Delete multiple data from several CSV files in one click-CodePudding

I have more than 500 csv files with identical format - 6 columns (count,height,link,title,titles,width) and with multiple lines. I would like to keep only the "link" column (with all urls) from these >500 csv files. At the end, I would like to convert the final file in .txt with all these data links.

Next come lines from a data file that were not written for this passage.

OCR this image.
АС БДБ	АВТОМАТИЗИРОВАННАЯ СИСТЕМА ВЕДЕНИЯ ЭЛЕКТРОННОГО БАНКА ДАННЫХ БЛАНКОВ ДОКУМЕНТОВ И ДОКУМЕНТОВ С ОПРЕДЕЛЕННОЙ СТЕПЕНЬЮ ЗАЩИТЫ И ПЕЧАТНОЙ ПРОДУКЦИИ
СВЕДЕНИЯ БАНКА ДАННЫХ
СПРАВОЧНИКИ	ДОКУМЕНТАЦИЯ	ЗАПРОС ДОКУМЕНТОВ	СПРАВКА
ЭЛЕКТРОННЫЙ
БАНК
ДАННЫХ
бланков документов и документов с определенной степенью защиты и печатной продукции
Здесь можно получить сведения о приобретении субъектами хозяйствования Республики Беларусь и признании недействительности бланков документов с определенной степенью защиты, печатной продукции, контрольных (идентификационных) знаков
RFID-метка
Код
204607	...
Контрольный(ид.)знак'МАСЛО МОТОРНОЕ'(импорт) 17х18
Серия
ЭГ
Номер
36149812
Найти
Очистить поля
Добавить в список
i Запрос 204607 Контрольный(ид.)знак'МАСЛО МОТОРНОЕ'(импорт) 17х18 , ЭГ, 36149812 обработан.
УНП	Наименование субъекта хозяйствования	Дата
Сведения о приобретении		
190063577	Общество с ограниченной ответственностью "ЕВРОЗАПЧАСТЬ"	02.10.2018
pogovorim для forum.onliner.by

original sample csv file -

count,height,link,title,titles,width
1,142,https://url.jpg,,,338
..
...
....

to .txt file -

https://url.jpg
https://url.jpg
https://url.jpg
https://url.jpg
https://url.jpg

Does anyone here have a solution to do that?

Many thanks.

CodePudding user response：

Here are my errors @sudoerAli

Traceback (most recent call last):
  File "/Users/xxx/PycharmProjects/csv/main.py", line 7, in <module>
    df = pd.read_csv(filename, usecols=['link'])
  File "/Users/xxx/PycharmProjects/csv/venv/lib/python3.9/site-packages/pandas/util/_decorators.py", line 311, in wrapper
    return func(*args, **kwargs)
  File "/Users/xxx/PycharmProjects/csv/venv/lib/python3.9/site-packages/pandas/io/parsers/readers.py", line 680, in read_csv
    return _read(filepath_or_buffer, kwds)
  File "/Users/xxx/PycharmProjects/csv/venv/lib/python3.9/site-packages/pandas/io/parsers/readers.py", line 575, in _read
    parser = TextFileReader(filepath_or_buffer, **kwds)
  File "/Users/xxx/PycharmProjects/csv/venv/lib/python3.9/site-packages/pandas/io/parsers/readers.py", line 933, in __init__
    self._engine = self._make_engine(f, self.engine)
  File "/Users/xxx/PycharmProjects/csv/venv/lib/python3.9/site-packages/pandas/io/parsers/readers.py", line 1217, in _make_engine
    self.handles = get_handle(  # type: ignore[call-overload]
  File "/Users/xxx/PycharmProjects/csv/venv/lib/python3.9/site-packages/pandas/io/common.py", line 789, in get_handle
    handle = open(
FileNotFoundError: [Errno 2] No such file or directory: 'xxx.csv'

Process finished with exit code 1

CodePudding user response：

You can use pandas to read your CSV files as dataframes, get the link column from each file then write the result in a text file. Try this :

from os.path import abspath, join
from os import listdir
import pandas as pd

result_df = pd.DataFrame(columns=['link'])
abs_path = abspath(path) # path of your folder

for filename in listdir(abs_path): 
  df = pd.read_csv(join(abs_path, filename), usecols=['link'])
  result_df = pd.concat([result_df, df], ignore_index=True)

result_df.to_csv('result_df.txt', header=None, index=None, sep=' ', mode='w')

Note : columns names (at least link column) must be present explicitly in all files.